Bernstein (automated orchestration):

bernstein -g "add user management: endpoints + tests + docs"
    │
    ▼
Task planner (LLM) → 3 tasks: [endpoints, tests, docs]
    │
    ├── Task A → claude  (worktree: feat/task-a) → janitor → merge
    ├── Task B → codex   (worktree: feat/task-b) → janitor → merge
    └── Task C → gemini  (worktree: feat/task-c) → janitor → merge

You return when it's done. Or set --headless and don't return at all.

The scheduler, verifier, and merge coordinator are all software. You're not in the loop unless something escalates.

The coordination tax¶

Managing parallel agent sessions manually costs real attention:

Task assignment: Writing the right prompt for each session, ensuring no overlap
Monitoring: Watching multiple terminal outputs for completion or failure
Verification: Manually running tests after each session completes
Merge coordination: Pulling each session's output into the main branch without conflicts
Cost tracking: None — you find out at the end of the month

For 2–3 sessions on a short task, this coordination tax is acceptable.

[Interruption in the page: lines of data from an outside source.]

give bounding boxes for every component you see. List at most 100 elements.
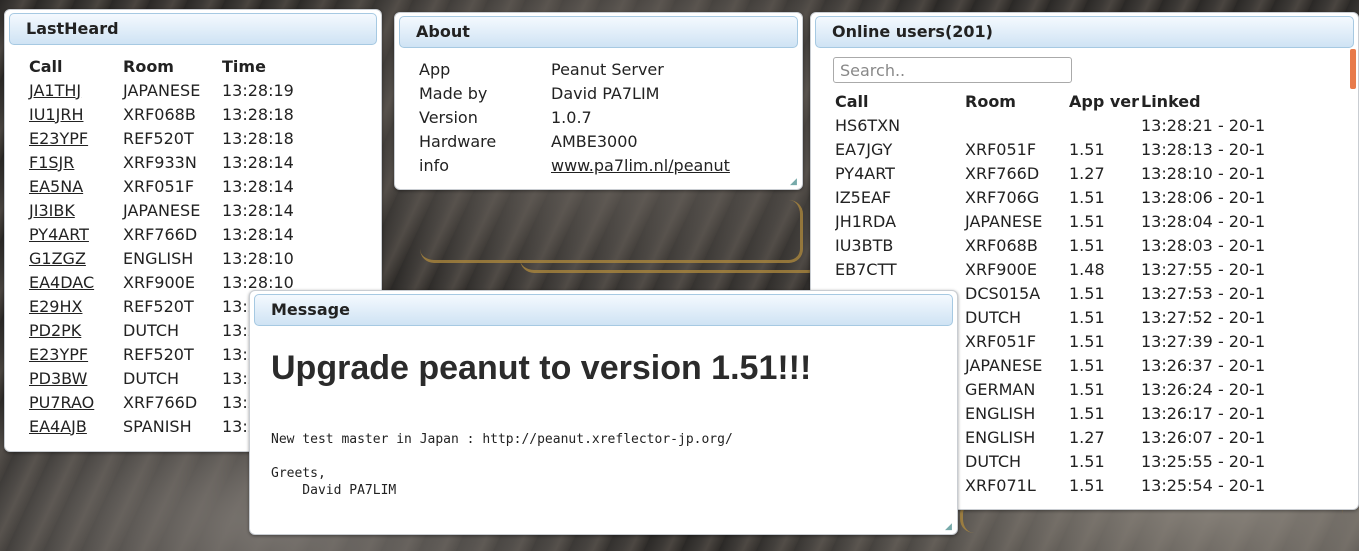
online-user-row[interactable]: EB7CTT XRF900E 1.48 13:27:55 - 20-1 <box>835 257 1301 281</box>
lastheard-cell-call: F1SJR <box>29 150 123 174</box>
lastheard-cell-time: 13:28:10 <box>222 248 294 268</box>
about-panel: About App Peanut Server Made by David PA7LI… <box>394 12 803 190</box>
lastheard-cell-call: EA4AJB <box>29 414 123 438</box>
lastheard-cell-room: ENGLISH <box>123 248 194 268</box>
callsign-link[interactable]: PD3BW <box>29 369 87 388</box>
online-cell-app-ver: 1.51 <box>1069 379 1105 399</box>
online-cell-call: HS6TXN <box>835 115 901 135</box>
online-cell-linked: 13:28:04 - 20-1 <box>1141 211 1266 231</box>
lastheard-cell-room: REF520T <box>123 128 194 148</box>
online-cell-app-ver: 1.51 <box>1069 403 1105 423</box>
info-link[interactable]: www.pa7lim.nl/peanut <box>551 156 730 175</box>
online-cell-linked: 13:28:03 - 20-1 <box>1141 235 1266 255</box>
online-cell-app-ver: 1.51 <box>1069 331 1105 351</box>
column-header-call[interactable]: Call <box>29 54 123 78</box>
lastheard-header[interactable]: LastHeard <box>9 13 377 45</box>
lastheard-row: G1ZGZ ENGLISH 13:28:10 <box>29 246 312 270</box>
online-cell-app-ver: 1.51 <box>1069 475 1105 495</box>
resize-grip-icon[interactable]: ◢ <box>790 178 799 187</box>
callsign-link[interactable]: E23YPF <box>29 345 88 364</box>
message-header[interactable]: Message <box>254 294 953 326</box>
lastheard-cell-time: 13:28:14 <box>222 224 294 244</box>
callsign-link[interactable]: PY4ART <box>29 225 89 244</box>
column-header-app-ver[interactable]: App ver <box>1069 89 1141 113</box>
callsign-link[interactable]: EA5NA <box>29 177 83 196</box>
online-cell-room: XRF071L <box>965 475 1036 495</box>
online-cell-room: JAPANESE <box>965 355 1043 375</box>
column-header-room[interactable]: Room <box>965 89 1069 113</box>
lastheard-cell-call: E23YPF <box>29 342 123 366</box>
lastheard-cell-room: XRF900E <box>123 272 195 292</box>
callsign-link[interactable]: JI3IBK <box>29 201 75 220</box>
column-header-linked[interactable]: Linked <box>1141 89 1301 113</box>
callsign-link[interactable]: EA4AJB <box>29 417 87 436</box>
lastheard-cell-time: 13:28:14 <box>222 176 294 196</box>
lastheard-cell-call: EA4DAC <box>29 270 123 294</box>
scrollbar-thumb[interactable] <box>1350 49 1356 89</box>
online-cell-room: XRF068B <box>965 235 1038 255</box>
lastheard-row: E23YPF REF520T 13:28:18 <box>29 126 312 150</box>
online-cell-linked: 13:27:52 - 20-1 <box>1141 307 1266 327</box>
online-cell-linked: 13:26:17 - 20-1 <box>1141 403 1266 423</box>
callsign-link[interactable]: EA4DAC <box>29 273 94 292</box>
lastheard-cell-call: EA5NA <box>29 174 123 198</box>
lastheard-row: JI3IBK JAPANESE 13:28:14 <box>29 198 312 222</box>
online-cell-linked: 13:26:07 - 20-1 <box>1141 427 1266 447</box>
search-input[interactable] <box>833 57 1072 83</box>
online-user-row[interactable]: IZ5EAF XRF706G 1.51 13:28:06 - 20-1 <box>835 185 1301 209</box>
about-row: App Peanut Server <box>419 57 730 81</box>
online-user-row[interactable]: JH1RDA JAPANESE 1.51 13:28:04 - 20-1 <box>835 209 1301 233</box>
lastheard-cell-room: REF520T <box>123 344 194 364</box>
online-users-header[interactable]: Online users(201) <box>815 16 1354 48</box>
callsign-link[interactable]: F1SJR <box>29 153 74 172</box>
lastheard-cell-call: JA1THJ <box>29 78 123 102</box>
online-user-row[interactable]: HS6TXN 13:28:21 - 20-1 <box>835 113 1301 137</box>
callsign-link[interactable]: PD2PK <box>29 321 81 340</box>
column-header-call[interactable]: Call <box>835 89 965 113</box>
about-row: Hardware AMBE3000 <box>419 129 730 153</box>
online-cell-linked: 13:28:21 - 20-1 <box>1141 115 1266 135</box>
column-header-time[interactable]: Time <box>222 54 312 78</box>
online-cell-room: DUTCH <box>965 307 1022 327</box>
online-cell-room: XRF766D <box>965 163 1040 183</box>
online-cell-linked: 13:27:53 - 20-1 <box>1141 283 1266 303</box>
online-cell-linked: 13:25:55 - 20-1 <box>1141 451 1266 471</box>
online-user-row[interactable]: PY4ART XRF766D 1.27 13:28:10 - 20-1 <box>835 161 1301 185</box>
lastheard-cell-call: PD3BW <box>29 366 123 390</box>
about-value: 1.0.7 <box>551 107 592 127</box>
message-body: New test master in Japan : http://peanut… <box>271 432 733 498</box>
online-cell-app-ver: 1.51 <box>1069 211 1105 231</box>
online-cell-linked: 13:27:39 - 20-1 <box>1141 331 1266 351</box>
about-row: Version 1.0.7 <box>419 105 730 129</box>
online-cell-app-ver: 1.48 <box>1069 259 1105 279</box>
online-cell-room: DUTCH <box>965 451 1022 471</box>
callsign-link[interactable]: E23YPF <box>29 129 88 148</box>
lastheard-cell-time: 13:28:18 <box>222 104 294 124</box>
message-panel: Message Upgrade peanut to version 1.51!!… <box>249 290 958 535</box>
resize-grip-icon[interactable]: ◢ <box>945 523 954 532</box>
callsign-link[interactable]: PU7RAO <box>29 393 94 412</box>
about-value: www.pa7lim.nl/peanut <box>551 153 730 177</box>
lastheard-cell-time: 13:28:14 <box>222 152 294 172</box>
callsign-link[interactable]: JA1THJ <box>29 81 81 100</box>
online-user-row[interactable]: IU3BTB XRF068B 1.51 13:28:03 - 20-1 <box>835 233 1301 257</box>
online-cell-linked: 13:27:55 - 20-1 <box>1141 259 1266 279</box>
online-cell-call: IZ5EAF <box>835 187 892 207</box>
lastheard-cell-room: JAPANESE <box>123 200 201 220</box>
callsign-link[interactable]: E29HX <box>29 297 82 316</box>
online-cell-call: EB7CTT <box>835 259 897 279</box>
column-header-room[interactable]: Room <box>123 54 222 78</box>
about-key: info <box>419 155 450 175</box>
online-cell-app-ver: 1.51 <box>1069 451 1105 471</box>
online-cell-room: XRF706G <box>965 187 1040 207</box>
lastheard-cell-room: JAPANESE <box>123 80 201 100</box>
about-key: Version <box>419 107 478 127</box>
callsign-link[interactable]: IU1JRH <box>29 105 83 124</box>
about-header[interactable]: About <box>399 16 798 48</box>
online-cell-room: ENGLISH <box>965 403 1036 423</box>
online-cell-linked: 13:25:54 - 20-1 <box>1141 475 1266 495</box>
online-user-row[interactable]: EA7JGY XRF051F 1.51 13:28:13 - 20-1 <box>835 137 1301 161</box>
online-cell-room: DCS015A <box>965 283 1041 303</box>
lastheard-cell-call: G1ZGZ <box>29 246 123 270</box>
callsign-link[interactable]: G1ZGZ <box>29 249 86 268</box>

For 5+ sessions on a complex feature, it consumes most of the time savings from parallelism.

Bernstein's value proposition is eliminating the coordination tax:

Metric	Manual parallel	Bernstein
Human attention required	High (monitoring + verification)	Low (setup + review)
Verification before merge	Depends on how well you verify	Janitor-enforced (pytest + ruff + file checks)
Merge conflicts	Frequent without coordination	Worktree isolation + merge queue
Overnight operation	Not possible (needs supervision)	Yes (`--headless --budget N`)

Numeric quality claims (early pilot, n=25, +8 pp, p=0.569) live in benchmarks/README.md. Earlier copies of this page cited larger deltas that were not reproducible at n=25 and have been removed.

When manual parallel is better¶

You have 2–3 short tasks you've done before. If you know exactly what each agent should do and the tasks take under 10 minutes each, the overhead of setting up Bernstein is not worth it.
You want to watch the agent work. Parallel terminal sessions let you see the agent's reasoning in real time. Bernstein's agents write to trace files — less visible unless you're actively tailing them.
You need fine-grained control over each session. If you want to intervene mid-task, redirect the agent, or combine manual and automated work, controlling the terminals directly gives you more flexibility.
The tasks aren't independent. If each session depends on the output of the previous one, parallelism doesn't help and Bernstein's task decomposition won't either.

When Bernstein is better¶

You have 4+ tasks. Managing 4+ terminal sessions is where the coordination tax starts exceeding the time savings from parallelism. Bernstein scales linearly; human coordination doesn't.
You want verified output. Bernstein's janitor runs your tests after every task. Manual parallel requires you to remember to run tests after every session.
You want to run overnight or in CI. You can't watch 5 terminal sessions while you sleep. bernstein --headless --budget 15.00 can.
You're doing this repeatedly. One-off parallel sessions are fine manually. If you're running parallel coding agents multiple times a week, the setup investment in Bernstein pays off quickly.
You want cost data. Bernstein logs every token spent per task per model. After 10 sessions, you have data on which task types cost how much. Manual parallel gives you a monthly provider bill with no task-level breakdown.
You want model routing. Bernstein's bandit assigns cheap models (Haiku, Gemini free tier) to simple tasks and escalates complex ones. Manual parallel uses whatever model you launched each session with.

Migration path¶

Parallel Code users typically adopt Bernstein after one of these experiences:

Two sessions modified the same file and creating a messy merge conflict
A session "completed" but the tests were failing — noticed only later
Left 3 sessions running and came back to find 1 had silently errored out 2 hours ago
Tried to run 6 sessions at once and spent more time coordinating them than the tasks took

If you haven't had any of these experiences yet, your tasks might be simple enough that manual parallelism is the right tool. If any of these sound familiar, Bernstein solves exactly those problems.